Vietnamese consumers have distinct preferences and local consumption habits. They tend to be brand-agnostic, focusing more on product performance. Vietnam’s terrain is mostly mountainous and hilly with complex road conditions. The high number of street vendors and small businesses creates demand for extended range and strong payload capacity.
However, some Chinese brands have failed to localize properly. They enter the Vietnamese market with domestic models and copy-paste marketing tactics—without adequate local market research.
Japanese firms, on the other hand, have fully embraced localization. Honda plans to launch 10 electric motorcycle models for Southeast Asia by 2025—each designed based on deep research into Vietnam’s geography, climate, and consumer usage patterns.
Local Vietnamese brand VinFast is also ramping up R&D and launching new models tailored to consumer demand. Without timely product and strategy adjustments, Chinese brands could be left behind in this new round of competition.
In addition to product and brand competition, Vietnam’s regulatory environment poses significant compliance risks. Tax policies and environmental standards are evolving. If Chinese firms fail to adapt quickly, they may face fines or bans.
For instance, Vietnam adjusts tax policies based on macroeconomic conditions. Shifts in import tariffs or corporate tax rates could directly impact profit margins. On the environmental front, authorities are imposing stricter regulations on battery recycling and emissions. Brands that fall short may be barred from entering the market—or incur heavy fines.
Some Chinese brands have already encountered these issues. Products were delayed because they failed to meet environmental inspection standards, resulting in financial losses and missed market windows.
In Vietnam, China’s electric two-wheeler industry is undergoing a crucial transformation—from “exporting products” to “exporting brands.” This is more than just a contest over market share; it’s a milestone in China’s push toward higher-end, globally competitive manufacturing.
According to the "2024 China Electric Two-Wheeler Industry White Paper" published by EVTank and the China EV Economic Research Institute, Southeast Asia continues to show strong market growth, with Vietnam standing out as a high-potential region.
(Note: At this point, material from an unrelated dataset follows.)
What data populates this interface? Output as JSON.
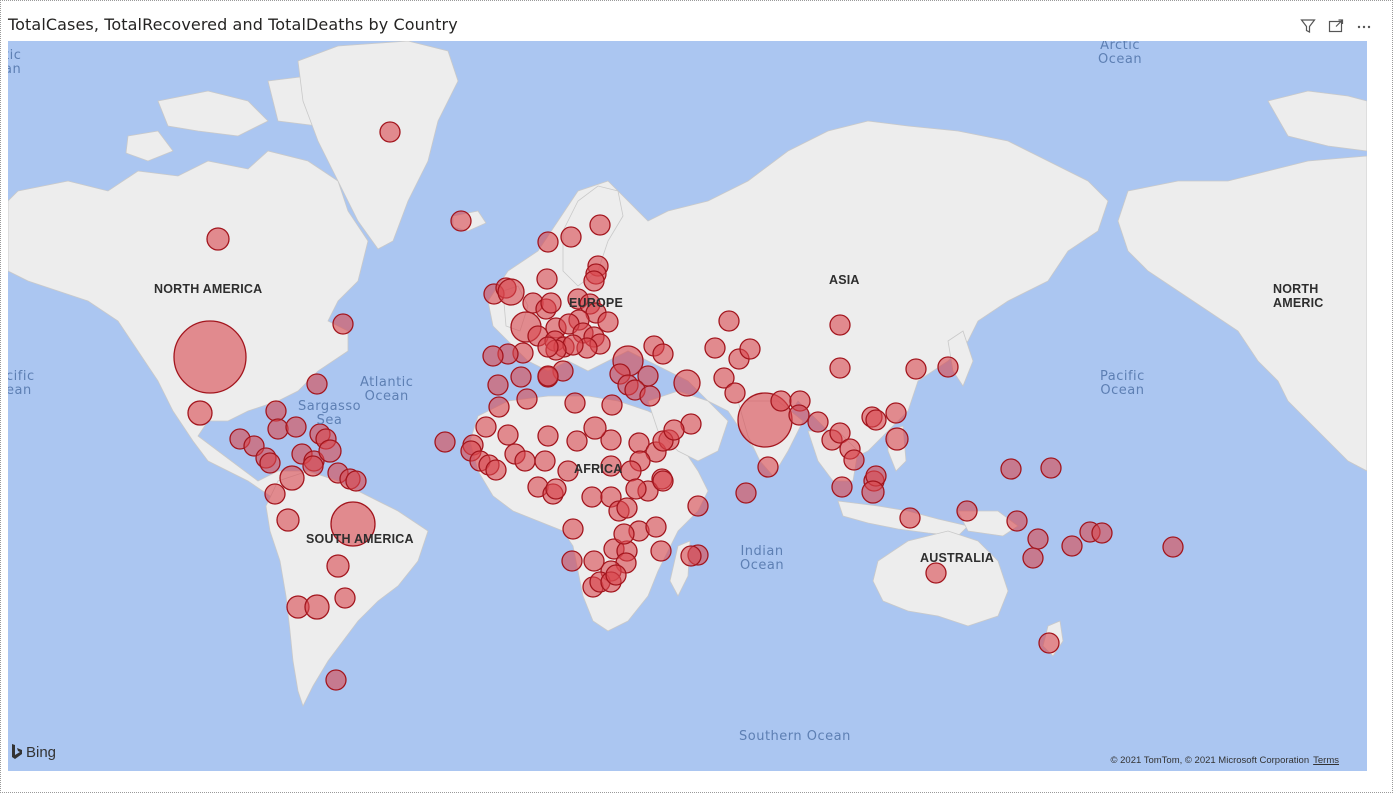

This presents huge development opportunities for Chinese companies—but also fierce competition, policy complexity, and increasingly diverse consumer demands.
To complete the leap from export to global brand, Chinese firms must focus on three pillars: technological innovation, deep localization, and industry self-discipline.
Technological innovation enhances product competitiveness. Companies should increase investment in solid-state batteries (which offer higher energy density and safety than traditional lithium-ion batteries) and in smart connectivity for real-time vehicle monitoring and remote control, enriching the user experience.
Localization is essential for market integration. Vietnam’s unique geography, culture, and consumer behavior demand tailored solutions. Research shows Vietnamese buyers value range, cargo space, and comfort. Chinese brands should develop models suited for mountain roads and rainy weather, and establish local service networks for repair and parts.
Industry self-discipline ensures sustainable development. Companies must avoid another race to the bottom. Through industry associations, they can develop unified quality standards, share market intelligence, and collaborate on compliance. Joint R&D, for example, could help mitigate regulatory risk.
Looking forward, if Chinese electric two-wheeler brands can continue investing in innovation, local adaptability, and responsible business practices, they will evolve from being simply “cost-effective” to being globally trusted brands. In Vietnam—and beyond—they can lead the transformation toward sustainable mobility and establish China as a world-class powerhouse in green transportation.